The new feature relies on peers to enter into agreements between each other allowing borrowers to use the lender’s credit line freely.

However, the two parties must enter into a formal legal agreement that would define terms such as repayment schedule, interest and other necessary conditions.

Through integrating with OpenLaw, a project to create legal contracts recorded on a blockchain, these terms can be formalized on-chain.

The use of peer-to-peer intermediaries allows to circumvent limitations inherent to DeFi, where the protocol cannot recover a borrower’s loan outside of the blockchain.

Usually, all lending platforms require posting more collateral than what is borrowed, heavily limiting the possible use cases of blockchain lending.

The intermediary then takes ownership of the risk of insolvency for the borrower, as the protocol can access their collateral. It is then up to the intermediary to recover the loan through other means.

The intermediary receives a higher interest rate from the borrower, given the higher risk.

The uncollateralized loan model could certainly help bring DeFi into the mainstream as it makes loans more flexible.

Kulechov said that the initial purpose of the system is to:

“simplify the matching for Credit Delegators with borrowers that are both either institutions or businesses.”

However, the limitation appears to be coming from OpenLaw, which is currently only usable by businesses. Kulechov do assures that if the idea were to be proven, it would be expanded to a larger audience.

Aave Protocol would in this case become the:

“Lending liquidity backbone for any finance to source liquidity.”

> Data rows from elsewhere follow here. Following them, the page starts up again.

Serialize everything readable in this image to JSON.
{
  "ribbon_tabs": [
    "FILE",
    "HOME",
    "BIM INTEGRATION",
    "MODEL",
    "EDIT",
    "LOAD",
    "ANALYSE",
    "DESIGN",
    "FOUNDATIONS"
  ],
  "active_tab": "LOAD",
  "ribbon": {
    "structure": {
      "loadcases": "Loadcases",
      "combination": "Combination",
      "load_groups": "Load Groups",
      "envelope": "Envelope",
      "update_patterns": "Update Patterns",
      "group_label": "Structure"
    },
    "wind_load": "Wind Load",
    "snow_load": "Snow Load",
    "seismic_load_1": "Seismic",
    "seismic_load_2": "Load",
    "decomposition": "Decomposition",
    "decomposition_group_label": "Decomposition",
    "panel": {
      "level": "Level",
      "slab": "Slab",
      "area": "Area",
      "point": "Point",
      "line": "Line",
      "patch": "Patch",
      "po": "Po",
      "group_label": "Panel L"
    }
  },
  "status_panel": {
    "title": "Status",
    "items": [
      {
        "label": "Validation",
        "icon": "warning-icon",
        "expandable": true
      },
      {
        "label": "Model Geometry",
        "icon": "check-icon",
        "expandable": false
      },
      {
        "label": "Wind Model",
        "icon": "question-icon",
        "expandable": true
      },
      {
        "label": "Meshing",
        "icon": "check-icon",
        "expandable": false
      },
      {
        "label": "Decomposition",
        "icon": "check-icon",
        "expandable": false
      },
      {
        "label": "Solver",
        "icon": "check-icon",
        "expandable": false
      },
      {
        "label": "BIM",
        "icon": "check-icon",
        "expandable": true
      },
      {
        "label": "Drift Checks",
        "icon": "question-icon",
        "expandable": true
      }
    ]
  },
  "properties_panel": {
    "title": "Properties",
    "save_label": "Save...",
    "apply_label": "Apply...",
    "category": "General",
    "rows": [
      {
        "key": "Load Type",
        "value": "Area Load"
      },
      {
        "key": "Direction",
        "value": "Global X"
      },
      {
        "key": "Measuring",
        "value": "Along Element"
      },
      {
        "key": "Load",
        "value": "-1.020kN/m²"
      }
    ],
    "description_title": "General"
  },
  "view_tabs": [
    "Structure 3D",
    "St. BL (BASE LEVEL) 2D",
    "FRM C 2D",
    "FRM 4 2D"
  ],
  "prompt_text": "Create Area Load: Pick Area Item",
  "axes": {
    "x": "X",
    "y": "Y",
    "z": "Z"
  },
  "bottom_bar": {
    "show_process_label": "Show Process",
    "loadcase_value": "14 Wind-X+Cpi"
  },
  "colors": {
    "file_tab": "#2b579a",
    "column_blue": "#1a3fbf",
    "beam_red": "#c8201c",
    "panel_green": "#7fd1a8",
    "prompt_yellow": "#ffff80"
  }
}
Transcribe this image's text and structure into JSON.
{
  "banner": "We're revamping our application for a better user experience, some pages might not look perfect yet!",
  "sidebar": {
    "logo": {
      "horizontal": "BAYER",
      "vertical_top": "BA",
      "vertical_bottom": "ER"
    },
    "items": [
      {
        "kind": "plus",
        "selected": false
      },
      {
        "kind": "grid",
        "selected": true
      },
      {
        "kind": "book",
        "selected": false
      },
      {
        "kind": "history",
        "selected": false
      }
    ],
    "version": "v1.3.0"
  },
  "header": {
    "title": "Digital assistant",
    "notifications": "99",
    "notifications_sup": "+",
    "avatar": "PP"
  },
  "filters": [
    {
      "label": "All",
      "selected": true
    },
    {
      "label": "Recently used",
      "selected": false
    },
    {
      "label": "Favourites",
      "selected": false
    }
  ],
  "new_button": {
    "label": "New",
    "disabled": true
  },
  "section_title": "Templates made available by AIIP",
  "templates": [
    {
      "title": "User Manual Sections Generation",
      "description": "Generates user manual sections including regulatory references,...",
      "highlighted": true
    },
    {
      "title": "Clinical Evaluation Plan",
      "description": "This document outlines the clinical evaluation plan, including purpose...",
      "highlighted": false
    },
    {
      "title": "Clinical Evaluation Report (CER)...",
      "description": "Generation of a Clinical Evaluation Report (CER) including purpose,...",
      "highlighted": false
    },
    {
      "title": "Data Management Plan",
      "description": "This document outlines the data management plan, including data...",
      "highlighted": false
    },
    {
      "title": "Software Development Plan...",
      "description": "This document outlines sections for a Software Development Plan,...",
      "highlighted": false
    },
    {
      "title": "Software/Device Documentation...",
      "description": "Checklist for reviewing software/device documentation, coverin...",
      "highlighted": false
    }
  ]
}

Kulechov noted that currently DeFi as a whole remains too small and “the industry would need to scale quite a lot” to bring it into the mainstream.

Meanwhile Kulechov also argued that “it’s important that borrowers are able to convert stablecoins into FIAT with less fees.”

Aave Protocol can be considered as one of the first initiatives to bring DeFi to non-crypto use cases, following initial proposals from Maker to onboard music royalty rights as a form of collateral.